Understanding disparities in pediatric solid tumor oncology trial enrollment
Mentor: Andrew Hong
We have made significant improvements in the outcomes of our patients with pediatric cancers. However, most of our trials are restricted to English speaking participants and our understanding of how a patient or their legal guardian decides to enroll on a clinical trial remains somewhat limited. Especially as we are aiming to ensure that all our children have access to all trials and that our trials represent the diversity of our country, it is critical that we first understand where we are starting. Recent studies have shown that Hispanic patients with acute lymphoblastic or myeloid leukemia have inferior outcomes when compared with non-Hispanic Caucasian patients due in part to language barriers or cultural differences (Bhatia, 2011; Aplenc et al., 2006). Further, other factors contributing to disparities in cancer outcomes include socioeconomic status (SES) and geographic location. As such, there is a need to understand these barriers to ensure equitable inclusion of our patients in clinical trials.

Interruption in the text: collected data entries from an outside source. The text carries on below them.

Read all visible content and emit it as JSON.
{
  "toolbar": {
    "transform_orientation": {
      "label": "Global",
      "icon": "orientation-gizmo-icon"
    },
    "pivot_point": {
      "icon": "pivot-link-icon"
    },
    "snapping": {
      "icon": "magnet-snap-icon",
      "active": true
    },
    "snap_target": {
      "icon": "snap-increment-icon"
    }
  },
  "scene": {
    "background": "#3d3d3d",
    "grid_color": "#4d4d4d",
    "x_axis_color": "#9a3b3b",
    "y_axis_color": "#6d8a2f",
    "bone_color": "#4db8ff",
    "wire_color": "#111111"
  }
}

The project goal for during the POST Award is to develop a database of our patients seen at Children’s Healthcare of Atlanta since institution of electronic records (e.g., 2009-present) which focuses on the patients’ diagnoses, languages, race and ethnicity, home zip code (based on ARC GIS). This will be cross referenced with what clinical trials through Children’s Oncology Group were open and to determine if enrollment rates are different by race and ethnicity. As work has already commenced in patients with leukemia and lymphoma, this project will focus on Wilms Tumor, neuroblastoma and medulloblastoma. We hypothesize that underrepresented minorities will have enrolled at lower rates than non-Hispanic Caucasians.